Ajay Prakash Sawhney, Secretary, Ministry of Electronics and IT, Government of India, has said that barrier-free communication is critical for the country and the goal is to have real-time translation capability in each of the Indic languages. He was addressing the symposium for Indian Languages Technology Industry ‘Bhashantara’, jointly organised by FICCI, Technology Development for Indian Languages (TDIL), Ministry of Electronics and IT, and Indian Cellular Association (ICA) in New Delhi.
“We all know about India Stack. We should now come up with ‘India Language Stack’, which will help in overcoming the barriers of communication,” said Sawhney. The MeitY Secretary also added that with internet access becoming affordable, demand for regional content is increasing and will continue to grow.
Sawhney also launched e-Aksharayan in seven Indian languages. E-Aksharayan is a desktop software for converting scanned printed Indian language documents into a fully editable text format in Unicode encoding. It supports major Indian languages – Hindi, Bangla, Malayalam, Gurmukhi, Tamil, Kannada and Assamese.
He also released Mobile Testing Data in all 22 Indian languages towards IS16333 – part 3 compliance. This data is useful in testing the display as well as inputting in mobile handsets IS standard 16333 (Part 3), which defines the requirements for mobile handset for inputting of text in English, Hindi and at least one additional Indian official language along with facility of message readability in the phones for all 22 Indian official languages.
Swaran Lata, Program Head and Director, TDIL, MeitY, in her address on ‘Indian Government Initiatives in Language Computing’, said that Hindi does not appear among the first 38 languages on the internet and the goal is to enhance digital content in Indian languages.
She elaborated, “We have developed text to speech tech in 12 Indian languages and we are working on all languages simultaneously to enhance the content.” She highlighted that the strong foundation of various technologies such cross-lingual success, machine language translation, OCR etc and standards have been created for industry to leverage for putting in place products such web series in language technology.
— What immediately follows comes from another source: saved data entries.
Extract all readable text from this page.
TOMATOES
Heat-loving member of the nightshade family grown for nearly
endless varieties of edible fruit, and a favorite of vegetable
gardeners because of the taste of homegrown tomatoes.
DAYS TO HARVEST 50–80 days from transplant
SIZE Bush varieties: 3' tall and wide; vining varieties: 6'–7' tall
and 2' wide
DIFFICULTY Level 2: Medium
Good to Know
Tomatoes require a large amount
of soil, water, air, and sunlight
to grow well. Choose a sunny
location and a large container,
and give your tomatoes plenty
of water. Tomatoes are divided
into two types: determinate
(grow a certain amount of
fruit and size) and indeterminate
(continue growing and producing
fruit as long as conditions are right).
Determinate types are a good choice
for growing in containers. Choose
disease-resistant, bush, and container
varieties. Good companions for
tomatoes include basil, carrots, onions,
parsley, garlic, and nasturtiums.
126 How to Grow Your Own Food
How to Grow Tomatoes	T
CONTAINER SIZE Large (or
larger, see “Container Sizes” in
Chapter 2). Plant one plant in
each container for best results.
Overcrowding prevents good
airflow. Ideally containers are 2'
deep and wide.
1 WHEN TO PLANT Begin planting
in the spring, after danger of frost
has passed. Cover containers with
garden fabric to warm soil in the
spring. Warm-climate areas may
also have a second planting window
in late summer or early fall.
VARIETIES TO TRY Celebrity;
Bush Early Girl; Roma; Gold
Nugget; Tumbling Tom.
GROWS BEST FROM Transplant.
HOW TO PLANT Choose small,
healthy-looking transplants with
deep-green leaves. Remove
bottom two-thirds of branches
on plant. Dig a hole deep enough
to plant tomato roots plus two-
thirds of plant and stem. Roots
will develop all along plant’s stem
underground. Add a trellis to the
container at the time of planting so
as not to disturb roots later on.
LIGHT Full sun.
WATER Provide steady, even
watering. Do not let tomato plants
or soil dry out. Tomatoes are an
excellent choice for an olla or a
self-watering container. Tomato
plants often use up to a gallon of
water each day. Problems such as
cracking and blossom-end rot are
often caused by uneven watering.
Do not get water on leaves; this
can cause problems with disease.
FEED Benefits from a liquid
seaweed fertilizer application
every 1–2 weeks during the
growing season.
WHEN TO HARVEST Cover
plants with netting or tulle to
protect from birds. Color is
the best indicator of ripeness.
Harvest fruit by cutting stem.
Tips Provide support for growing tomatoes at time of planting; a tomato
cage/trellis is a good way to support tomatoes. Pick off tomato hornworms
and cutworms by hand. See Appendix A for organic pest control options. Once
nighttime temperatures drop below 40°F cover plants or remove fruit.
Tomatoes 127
Chetan Krishnaswamy, Director, Public Policy, Google said that there is need to localise Indic languages and find ways to incorporate it to the internet. Hindi voice search is growing at 400 per cent year-on-year. The consumption of local language is increasing. By 2021, Indic language users will grow at a CAGR of 18 per cent to reach 536 million from current 234 million. English users will grow at three per cent YoY to 199 million, said Krishnaswamy. He also added that industry and stakeholders must come together and work in a collaborative environment for successful local language internet.
Pankaj Mohindroo, National President, Indian Cellular Association, said, “All of us should work towards making India multilingual in order to integrate with the rest of the world.” He also underlined about the role of device ecosystem, in expanding the horizons of Indic Internet to global markets.
Santanu Choudhary, Director, CSIR-CEERI, Pilani, in his address, informed that a huge volume of Indian language content remains in hard copy form and suggested, for digital advantage, we need to convert paper form in to an electronic form that can be accessed digitally.
Virat Bhatia, Chairman, ICT & Digital Economy Committee, FICCI, said that it is crucial to give emphasis to the development of Indic languages. He emphasised that internet penetration in India cannot grow without addressing the issue of language of internet access. Over half a billion users will be added to the current number of internet users in India but substantial number will come from the Indic internet ecosystem.
Dilip Chenoy, Secretary General, FICCI, added, “Just like BPOs created a huge new sector, Indic language program under the Digital India can create millions of jobs.”